Plant-and animal life
Of the three Baltic countries, Lithuania is the most
densely populated and cultivated with the least nature.
Forests occupy about one-third of the area but are strongly
influenced by forestry and other human activities, old
forests are rare.
In northeast Lithuania lies the national park Aukštaitija
with many smaller lakes in a forest landscape dominated by
pine. Among the plants are the orchids, forest lady and
blood keys, walnut flowers, dwarf birch, checkerboard (Botrychium
matricariifolium) and large locks (Botrychium
virginianum). The beetle fauna is well documented and
contains several rare species in Europe.

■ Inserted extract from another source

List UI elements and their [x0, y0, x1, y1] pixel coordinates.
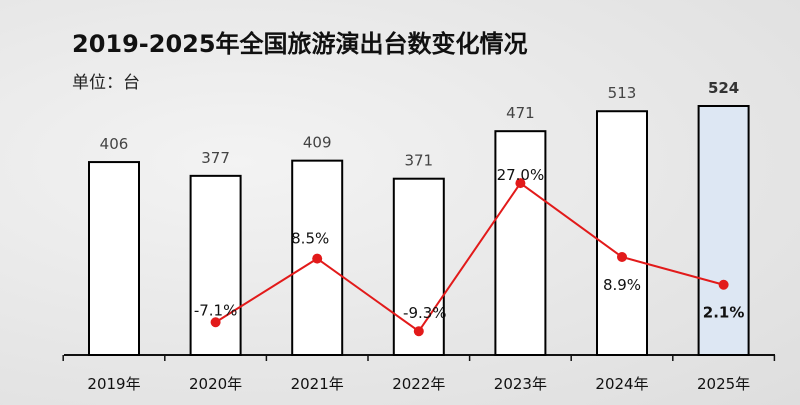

Among the many fish
species are whitefish, zig-zag, grayling, brook trout and
Norwegian. Frog, sea frog and onion frogare not uncommon.
The birds include larch, black-tailed dolphin, black stork,
osprey, smaller screech eagle, stone falcon, tar, dwarf
gull, double beech, blue-collar and pearl owl. Among the
less common mammals are pond bats, bush mice, forest sharks,
moose, lice and wolves.
In southeast Lithuania there are several interesting
nature areas. Most famous is the country's largest national
park Dzūkija on the border with Belarus with a
forest-dominated landscape traversed by several streams and
bird species such as boar, tar, pearl owl, gray speck and
Adjacent to the national park is Čepkeliai nature reserve
with Lithuania's largest high bog, smaller lakes, dunes and
pine forests with birds such as heather piper, crane, double
beech and three-pointed woodpecker.
Near the border with Poland, the Žuvintas biosphere
reserve has been set aside with mosses, marshes, forests,
meadows and a larger semi-overgrown bird lake, which gave
the name of the entire reserve. Among the most important
bird species are water singers.
One of Lithuania's most renowned natural areas is the
Nemuna Delta. Nemunas, which is the country's largest river,
flows into western Belarus and flows into the Kuriska lake
in the southwestern part of the Baltic Sea. Participation is
shared between Lithuania and Russian Kaliningrad. Each
spring is flooded up to 400 km2 by the delta,
which creates ideal conditions for many plants and animals,
including white water lily, sea gold (Nymphoides peltata),
otters, the rare fish slam whiskers and birds such as the
water singer, black stork, pipe drum, meadow hawk, sea
eagle, barley, smaller marsh,cutting spot, marshland,
brushane, dwarf gull, black tern and earth owl. For many
geese, swans and ducks, the Nemuna delta is an important
resting area during autumn and spring.
To the west, the Kuriska lake is bounded by the Kuriska
nose, a 10-kilometer-long, narrow land tongue of sand
stretching from Lithuania to Kaliningrad. The sand dunes up
to 60 meters high are among the highest in Europe. Among the
birds are field squid, tree larch and sea eagle. Each
year, between 10 million and 20 million birds are estimated
to utilize the nose for their migration. Because of its
natural, historical and cultural qualities, the Curonian
nose has been designated a UNESCO World Heritage Site.